Crypto is not replacing the U.S. dollar, Bitfury CEO Brian Brooks says

Crypto is not replacing the U.S. dollar, Bitfury CEO Brian Brooks says


Crypto prices should be viewed more like internet stocks than currency, said Brian Brooks, the former U.S. Acting Comptroller of the Currency during the Trump Administration.

The biggest misunderstanding around cryptocurrencies is that if they’re “not doing a great job of replacing the U.S. dollar, then crypto is failing in its mission,” Brooks, now the CEO of bitcoin mining and crypto tech company Bitfury Group, told CNBC’s Ylan Muii at the Aspen Ideas Festival on Monday.

“Most of crypto is about replacing the centralized banking system with networks that allow user control versus bank control … the crypto assets that have prices are more like internet stocks,” Brooks said. “It’s more like you bet on Google if you think there’s going to be high internet traffic; if you short it, it’s that people are going to go back to the post office, right?
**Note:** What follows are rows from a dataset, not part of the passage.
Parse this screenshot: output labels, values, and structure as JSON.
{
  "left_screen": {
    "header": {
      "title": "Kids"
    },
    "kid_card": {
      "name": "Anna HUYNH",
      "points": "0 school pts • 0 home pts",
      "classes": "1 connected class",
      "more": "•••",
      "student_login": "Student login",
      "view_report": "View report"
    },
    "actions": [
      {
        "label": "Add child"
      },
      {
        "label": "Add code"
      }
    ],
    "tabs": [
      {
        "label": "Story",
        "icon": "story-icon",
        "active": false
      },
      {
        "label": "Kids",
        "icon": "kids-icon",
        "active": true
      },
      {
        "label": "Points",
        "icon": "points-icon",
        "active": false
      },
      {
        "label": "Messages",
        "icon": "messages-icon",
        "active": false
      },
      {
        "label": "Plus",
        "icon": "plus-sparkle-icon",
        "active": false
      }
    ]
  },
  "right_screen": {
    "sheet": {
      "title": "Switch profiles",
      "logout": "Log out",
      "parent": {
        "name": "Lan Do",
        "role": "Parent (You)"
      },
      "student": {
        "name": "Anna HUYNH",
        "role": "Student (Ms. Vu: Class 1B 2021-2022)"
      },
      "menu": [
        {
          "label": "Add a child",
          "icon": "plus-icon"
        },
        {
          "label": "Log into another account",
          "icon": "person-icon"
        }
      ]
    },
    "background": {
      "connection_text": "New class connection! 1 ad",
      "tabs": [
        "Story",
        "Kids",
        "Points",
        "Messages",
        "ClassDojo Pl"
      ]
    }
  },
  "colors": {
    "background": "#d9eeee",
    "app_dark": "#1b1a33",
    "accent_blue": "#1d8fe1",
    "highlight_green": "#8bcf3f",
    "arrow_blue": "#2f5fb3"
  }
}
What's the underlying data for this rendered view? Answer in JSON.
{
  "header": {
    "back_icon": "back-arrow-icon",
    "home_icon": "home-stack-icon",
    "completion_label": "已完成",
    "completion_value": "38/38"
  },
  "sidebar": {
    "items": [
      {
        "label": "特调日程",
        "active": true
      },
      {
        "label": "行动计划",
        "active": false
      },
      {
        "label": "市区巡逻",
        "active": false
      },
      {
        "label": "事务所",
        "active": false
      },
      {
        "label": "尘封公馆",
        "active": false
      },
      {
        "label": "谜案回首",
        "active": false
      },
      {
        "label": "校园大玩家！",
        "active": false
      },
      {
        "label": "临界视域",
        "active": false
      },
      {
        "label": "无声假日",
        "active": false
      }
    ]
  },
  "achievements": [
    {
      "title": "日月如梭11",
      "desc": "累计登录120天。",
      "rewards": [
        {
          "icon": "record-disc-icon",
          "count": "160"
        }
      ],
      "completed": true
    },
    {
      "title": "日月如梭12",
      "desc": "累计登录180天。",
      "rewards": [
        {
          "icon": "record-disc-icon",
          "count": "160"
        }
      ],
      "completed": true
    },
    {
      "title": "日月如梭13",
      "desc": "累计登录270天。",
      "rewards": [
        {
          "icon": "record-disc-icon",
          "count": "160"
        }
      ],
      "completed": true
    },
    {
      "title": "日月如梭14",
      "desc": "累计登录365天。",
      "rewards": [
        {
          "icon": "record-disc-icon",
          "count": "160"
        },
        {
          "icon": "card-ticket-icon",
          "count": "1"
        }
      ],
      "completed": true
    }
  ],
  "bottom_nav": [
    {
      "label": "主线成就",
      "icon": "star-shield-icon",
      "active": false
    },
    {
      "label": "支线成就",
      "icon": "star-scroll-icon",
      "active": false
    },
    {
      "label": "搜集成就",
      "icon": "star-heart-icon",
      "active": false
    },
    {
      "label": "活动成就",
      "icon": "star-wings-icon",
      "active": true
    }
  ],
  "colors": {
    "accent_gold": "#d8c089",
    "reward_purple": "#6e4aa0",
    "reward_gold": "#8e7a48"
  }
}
But it’s not that ethereum or Ripple or anything else is trying to replace the U.S. dollar, it’s trying to replace the system of transmitting value,” he said.

The entire crypto market has slumped in 2022, leading to fears of another “crypto winter.” Several crypto and tech companies have quickly reversed hiring plans, while many, including leading exchange Coinbase, have laid off workers amid the slide in crypto prices and trading.

It has also led many in the industry to forecast that potentially thousands of digital tokens could collapse, a concern that only grew following the recentĀ collapse of so-called algorithmic stablecoin terraUSDĀ and its associated digital token luna. There are more than 19,000 cryptocurrencies in existence and dozens of blockchain platforms that exist, according to CNBC research.

The Terra issue showed “we’re at the stage where basically there are far too many blockchains out there, too many tokens. And that’s confusing users. And that’s also bringing some risks for the users,” Bertrand Perez, CEO of the Web3 Foundation, told CNBC at the World Economic Forum in Davos last month.

“Like at the beginning of the internet, you were having lots of dotcom companies and lots of them were scams, and were not bringing any value and all that got cleared. And now we have very useful and legit companies,” Perez said.

Brooks said that it is worth noting that even amid the crash in prices, bitcoin has still outperformed the S&P 500 by 5x in the last 12 months, and that there isn’t a session about “the future of U.S. equities” at the Aspen Ideas Festival. Bitcoin is down more than 56% year-to-date.

But even amid those sharp changes in valuation, the pricing of cryptocurrencies is “not that relevant any more than Google’s volatility,” he said.

“The value of these tokens you’re getting is related to the adoption rate of the underlying [technology], that tens of millions of people are transacting bitcoin, the value of bitcoin goes way up,” he said. “That is why bitcoin isn’t going to stay at $20,000 because more and more people use it. Same with a lot of other things,” Brooks said. “The value of the network is what drives the value of the token,” he added.

Brooks, who signed the first regulatory guidance that defined what a stablecoin was and how it would be allowed inside the U.S. banking system, said that “stablecoins will become what people think of bank deposits today.”

“These will be bank deposits that don’t have a minimum balance fee, don’t have a monthly maintenance fee, don’t have a transaction fee,” Brooks said, noting that he thinks stablecoins will have a significant impact for lower-income Americans as a result.

Disclosure: NBCUniversal News Group is the media partner of the Aspen Ideas Festival.